When we do, they fly past, a steel-blue flash,

an iridescence, into the dark tomb.

 

From the dolmen’s entrance, on the horizon

is Holyhead Mountain. If the earth were flat,

we could see to Ireland – where the weathers

and the myths are made. In sunlight as sharp as

wings, the sea is so many shades of blue:

cerulean, aquamarine, cobalt,

amethyst, turquoise – and sapphire,

a token of all our married years.

 

 

THE MEMORIES OF SLAVES

On Overton Hill, an obelisk

in local sandstone marks the parish war dead.

Fresh graffiti partly obscure Worrall,

Egerton, Massey – names of Cheshire gentry,

villages, labourers. There is a solace

in landscapes, remorseless historians.

Below the hill, the town becomes a toy.

To the horizon, are laid out the pricey,

strategic illusions: refineries

distilling forests and the wide, poisoned

river narrowing to an ashen,

urban haze of broken streets, redundant wharves,

the memories of slaves.

 

 

 

BRYN CELLI DDU, YNYS MÔN

This March day is replete with the bright warmth

of spring and ewes bleating for their lambs.

Cropped, walled grass rolls like a green, chequered sea.

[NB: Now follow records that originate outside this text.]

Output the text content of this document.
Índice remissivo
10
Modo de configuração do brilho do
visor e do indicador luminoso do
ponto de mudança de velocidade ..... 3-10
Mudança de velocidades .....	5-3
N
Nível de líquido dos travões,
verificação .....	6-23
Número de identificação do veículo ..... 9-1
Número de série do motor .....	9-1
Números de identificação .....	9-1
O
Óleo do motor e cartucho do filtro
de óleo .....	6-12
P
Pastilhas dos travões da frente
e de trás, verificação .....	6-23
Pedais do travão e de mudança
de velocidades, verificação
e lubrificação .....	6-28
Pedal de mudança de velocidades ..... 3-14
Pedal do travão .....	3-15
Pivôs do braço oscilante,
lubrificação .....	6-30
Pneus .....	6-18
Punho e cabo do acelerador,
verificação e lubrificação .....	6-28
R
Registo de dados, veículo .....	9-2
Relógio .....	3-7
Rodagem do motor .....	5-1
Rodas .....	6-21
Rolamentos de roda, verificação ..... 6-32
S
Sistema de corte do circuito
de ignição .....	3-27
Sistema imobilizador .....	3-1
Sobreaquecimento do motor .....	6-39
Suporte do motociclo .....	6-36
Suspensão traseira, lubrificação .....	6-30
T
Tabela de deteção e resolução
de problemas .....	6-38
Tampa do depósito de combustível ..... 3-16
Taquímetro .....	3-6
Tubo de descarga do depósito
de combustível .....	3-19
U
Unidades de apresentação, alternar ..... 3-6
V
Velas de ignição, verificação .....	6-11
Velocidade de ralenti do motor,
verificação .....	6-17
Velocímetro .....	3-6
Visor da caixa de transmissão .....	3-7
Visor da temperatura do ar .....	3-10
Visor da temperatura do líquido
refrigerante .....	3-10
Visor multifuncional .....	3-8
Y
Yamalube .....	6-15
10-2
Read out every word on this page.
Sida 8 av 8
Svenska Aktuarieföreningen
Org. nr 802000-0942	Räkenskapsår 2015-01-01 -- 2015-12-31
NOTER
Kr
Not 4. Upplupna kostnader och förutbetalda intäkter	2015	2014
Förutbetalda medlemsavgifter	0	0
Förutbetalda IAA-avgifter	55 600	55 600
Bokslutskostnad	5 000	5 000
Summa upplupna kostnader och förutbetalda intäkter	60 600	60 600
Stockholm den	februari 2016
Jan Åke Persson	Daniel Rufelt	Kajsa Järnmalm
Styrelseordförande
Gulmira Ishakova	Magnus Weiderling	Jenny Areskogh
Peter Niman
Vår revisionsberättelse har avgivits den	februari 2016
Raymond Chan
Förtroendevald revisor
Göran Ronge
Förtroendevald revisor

The name translates: ‘Hillock of the black grove,

the dark cell’.  The sacred trees have gone:

with the Druids, out-run by Rome’s legions;

and the wheat fields, which fed all of Cymru

before the Plantagenets came. High ground

and megalith survive:  sign-posted, fenced.

 

A passage of shale slabs opens on a round

chamber, holding this afternoon’s sun

like a child: stones dressed five thousand years ago

and angled exactly north east south west.

My fingers explore incisions that could be

accident or arcane inscriptions.

South east, beyond the straits, the horizon

is mountains – volcanic, sandstone, slate, shale –

unmoved for hundreds of millions of years.

 

Working – with bone, flint, empiricism

in wood, earth, stone –  death is imminent

and a nonsense.  Graffiti are triumph

and denial. This pasture was arable,

oakwood, ice.  This hand’s span, which dies with me,

stretches from long, long before the Flood.